I want to tell you three real stories about the ups and downs of founding a startup, building a team and growing a business. There’s a lesson in each of these stories and my aim for this presentation is not to provide you with more answers, as it’s usually the case with these kinds of presentations, but for you to have more and deeper questions about why you’re doing what you’re doing, who’s it for and what’s it for.

This article is extracted from the speech of Ciprian Borodescu from Demo Day StepFWD 2021. If you prefer video format, check it out:


The first story on Listening is about a charismatic young woman who recently left behind her well-paid job in a multimillion-dollar corporation to start her own business. She always believed that the knowledge she got from working at the corporation would come in handy when founding her own startup. She always dreamt of being in control of her faith, waking up in the morning and not having anyone tell her what to do.

Because she enjoyed working with others, it wasn’t hard for her to put together a small team and crank up their first MVP. Being charismatic, a people’s person, and having the sales experience which she acquired from her previous job, she was confident that selling their product wouldn’t be an issue and so she was comfortable financing their first few months out of her own savings.

6 months into the project things started to unfold in a ravaging manner: the MVP was at their 3rd iteration and prospects were not yet convinced of the value they’ll get out of their product. As a consequence very few customers were willing to take the leap of faith and pay for it; they only had money for another 6 months and desperately needed the revenue; on top of all, one of her team members got a job offer at a respectable company and he was seriously considering leaving the newly formed startup.

She felt stuck, she didn’t know what to do and summoned all the courage that she could gather to call her mentor with whom she hadn’t actually spoken in a while. On one hand she felt bad about it, but desperately needed the advice. Phone rings, and there it is – the most calming “Hello dear!” she heard in months.

After catching him up to the situation she almost felt out of breath, but still wanted to go on. The mentor would listen. She described how she wanted to start fundraising as a way to finance their startup, how the beta can be launched sooner with the few customers that they had and how she could hire more people to scale the operations.

The mentor would listen still.

She goes on to talk about her vision for the next 5 years and how their competitors are doing things in the wrong way, even if they’re better funded. And then she paused for a moment … about 5 seconds of awkward silence settled between the two.

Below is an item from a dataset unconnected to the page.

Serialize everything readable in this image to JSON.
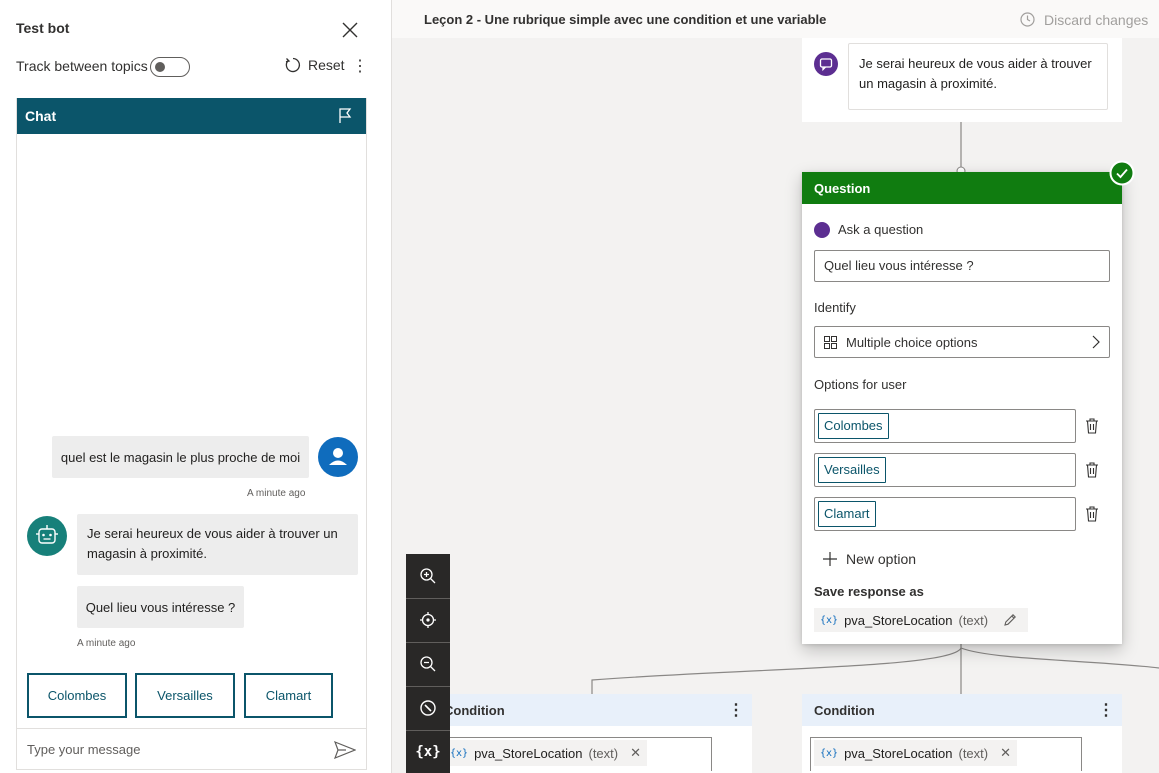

What do you think?” – she finally asks.

The mentor takes another 5 seconds and then asks her: “What does your team think about all of this?” 

My team!?” – she rhetorically asks in a lower, almost shameful tone. “I did not ask them!

How many times have we all been in a similar situation where we thought we had things in our control, that our team is just there to silently execute our orders and just because we’re the founders, the solution must obviously come from us.

Aren’t we all guilty of inflicting the same mentality onto ourselves and others: as a founder you’re supposed to always have an answer. That’s the norm. This is so ingrained in our DNA that instead of always parroting answers left and right, to this and that investor, to this and that customer, we forget to slow down, to stop this maddening rush and become the ones who LISTEN!

Ancient philosopher Epictetus said two thousand years ago:

We have two ears and one mouth so that we can listen twice as much as we speak.”


Here we are in 2021 all seeking attention by talking, yelling and always being on or having something to say just about anything.

What about slowing down and asking others for help? And actually LISTEN to what they have to say, not so that you can answer back. Are you afraid that your silence will cause people to not like you? Then talk if you must, but ask questions and listen some more. And see how you like others for a change instead of them liking you.

So, have the patience to listen more and talk less.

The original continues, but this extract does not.